Save Distribution Formula
Saves a column to the data table that contains the cumulative distribution function (CDF) formula computed using the estimated parameter values.
Save Simulation Formula
Saves a column to the data table that contains a formula that generates simulated values using the estimated parameters. This column can be used in the Simulate utility as a Column to Switch In. See Simulate.
Save Transformed
(Available only for Johnson and SHASH distribution fits.) Saves a column to the data table that contains a transform formula. The formula can be used to transform the analysis column to normality using the fitted distribution.
Goodness of Fit
(Not available for Johnson, Smooth Curve, or Normal Mixture distributions.) Shows or hides a Goodness-of-Fit Test report that contains a goodness-of-fit test for the fitted distribution.
For continuous fits, the goodness-of-fit test is the Anderson-Darling test. The p-value for the test is simulated using a parametric bootstrap, similar to the procedure described in Section 4.1 of Stephens (1974). For Normal distributions, the Shapiro-Wilk test for normality is also reported when the sample size is less than 2000 and there are no fixed parameters.
For discrete fits, the goodness-of-fit test is a Pearson chi-square test.

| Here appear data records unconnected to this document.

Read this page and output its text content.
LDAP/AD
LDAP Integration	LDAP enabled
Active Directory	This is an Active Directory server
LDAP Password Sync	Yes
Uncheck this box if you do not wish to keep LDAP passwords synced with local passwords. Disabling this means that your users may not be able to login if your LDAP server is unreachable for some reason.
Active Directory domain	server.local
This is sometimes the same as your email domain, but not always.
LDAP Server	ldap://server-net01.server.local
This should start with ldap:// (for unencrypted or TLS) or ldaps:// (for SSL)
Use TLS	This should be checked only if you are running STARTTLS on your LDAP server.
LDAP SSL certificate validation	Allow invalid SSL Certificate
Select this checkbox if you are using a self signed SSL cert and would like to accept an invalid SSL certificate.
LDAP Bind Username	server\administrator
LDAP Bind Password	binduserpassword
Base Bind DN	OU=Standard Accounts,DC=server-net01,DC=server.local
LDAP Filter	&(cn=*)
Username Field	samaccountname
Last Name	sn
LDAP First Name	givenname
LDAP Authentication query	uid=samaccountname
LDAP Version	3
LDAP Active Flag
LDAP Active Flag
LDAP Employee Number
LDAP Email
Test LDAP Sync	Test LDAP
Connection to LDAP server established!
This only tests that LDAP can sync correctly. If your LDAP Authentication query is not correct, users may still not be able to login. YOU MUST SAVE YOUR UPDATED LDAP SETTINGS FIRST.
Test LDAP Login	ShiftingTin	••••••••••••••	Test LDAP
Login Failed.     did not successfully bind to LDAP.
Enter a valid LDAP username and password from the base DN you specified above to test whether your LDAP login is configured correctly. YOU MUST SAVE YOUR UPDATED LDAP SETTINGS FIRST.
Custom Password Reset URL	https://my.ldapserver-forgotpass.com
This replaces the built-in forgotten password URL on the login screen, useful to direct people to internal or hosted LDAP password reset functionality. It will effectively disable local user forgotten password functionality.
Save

For Binomial and Beta Binomial fits, the Goodness of Fit test is available only when the number of trials is constant.
Fix Parameters
(Not available for Johnson distribution or smooth curve fits.) Enables you to fix parameters and re-estimate the non-fixed parameters. An Adequacy LR (likelihood ratio) Test report also appears, which tests your new parameters to determine whether they fit the data.
Process Capability
(Not available for Cauchy, Student’s t, ZI SHASH, or discrete distribution fits.) Enables you to create a Process Capability analysis using the fitted distribution, which is a measure of how well process performs with respect to the specification limits. When you select the Process Capability option from a Fitted Distribution red triangle menu, a window appears with the following sections:
Enter Spec Limits
Enables you to manually enter specification limits. To use the fitted distribution to calculate specification limits, leave this section blank and use the options under Calculate Quantile Spec Limits Options.

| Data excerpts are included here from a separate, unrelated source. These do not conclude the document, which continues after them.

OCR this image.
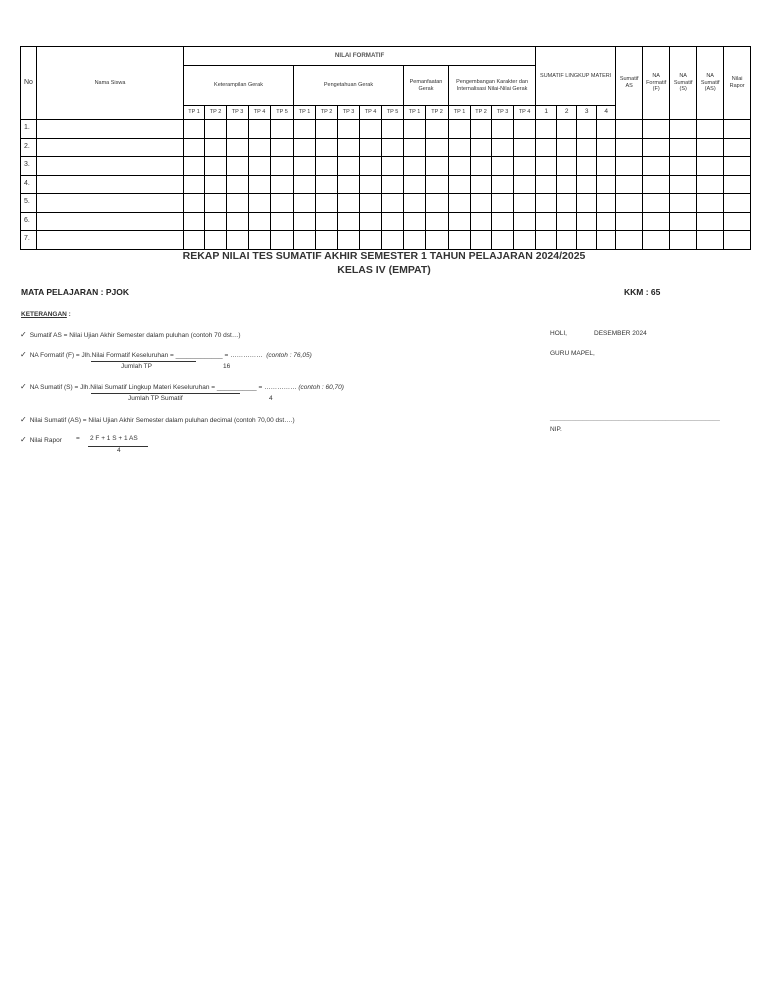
No	Nama Siswa	NILAI FORMATIF																SUMATIF LINGKUP MATERI				Sumatif AS	NA Formatif (F)	NA Sumatif (S)	NA Sumatif (AS)	Nilai Rapor
		Keterampilan Gerak					Pengetahuan Gerak					Pemanfaatan Gerak		Pengembangan Karakter dan Internalisasi Nilai-Nilai Gerak												
		TP 1	TP 2	TP 3	TP 4	TP 5	TP 1	TP 2	TP 3	TP 4	TP 5	TP 1	TP 2	TP 1	TP 2	TP 3	TP 4	1	2	3	4					
1.																										
2.																										
3.																										
4.																										
5.																										
6.																										
7.																										
REKAP NILAI TES SUMATIF AKHIR SEMESTER 1 TAHUN PELAJARAN 2024/2025
KELAS IV (EMPAT)
MATA PELAJARAN : PJOK	KKM : 65
KETERANGAN :
✓ Sumatif AS = Nilai Ujian Akhir Semester dalam puluhan (contoh 70 dst…)
✓ NA Formatif (F) = Jlh.Nilai Formatif Keseluruhan = _____________ = …………… (contoh : 76,05)
Jumlah TP	16
✓ NA Sumatif (S) = Jlh.Nilai Sumatif Lingkup Materi Keseluruhan = ___________ = …………… (contoh : 60,70)
Jumlah TP Sumatif	4
✓ Nilai Sumatif (AS) = Nilai Ujian Akhir Semester dalam puluhan decimal (contoh 70,00 dst….)
✓ Nilai Rapor = 2 F + 1 S + 1 AS
4
HOLI,	DESEMBER 2024
GURU MAPEL,
_______________________________________________
NIP.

Calculate Quantile Spec Limits Options
Enables you to calculate specification limits based on the fitted distribution. There are two methods available.
In the first method, you enter probabilities associated with the quantiles of the fitted distribution to calculate specification limits.
In the second method, you enter a K-Sigma Multiplier value that is used to calculate specification limits. This method has options for creating two-sided or one-sided limits.
After entering probabilities or a value for sigma multiplier, click Calculate Spec Limits to calculate the specification limits. These limits are entered into the Enter Spec Limits panel. Click OK to accept these limits and generate the Process Capability report. If the Use Calculated Spec Limits option is selected when you click OK, the specification limits that are used are based on the current probability or sigma multiplier values and you do not have to click the Calculate Spec Limits button. If the Save Spec Limits and Distribution to Column Properties without Report option is selected when you click OK, the corresponding column properties are saved to the data table and nothing is added to the Distribution report window.
Process Capability Options
Contains the following options:
The Moving Range Options outline contains options that enable you to select the type of moving range statistic. See Moving Range Options in Quality and Process Methods.
The Nonnormal Distribution Options outline contains options that enable you to select methods used for nonnormal process capability calculations. See Nonnormal Distribution Options in Quality and Process Methods.
For more information about the Process Capability options and report, see Process Capability in Quality and Process Methods.
Note: You can set preferences for many of the options in the Process Capability report in Distribution at File > Preferences > Platforms > Process Capability.
Remove Fit
Removes the distribution fit from the report window.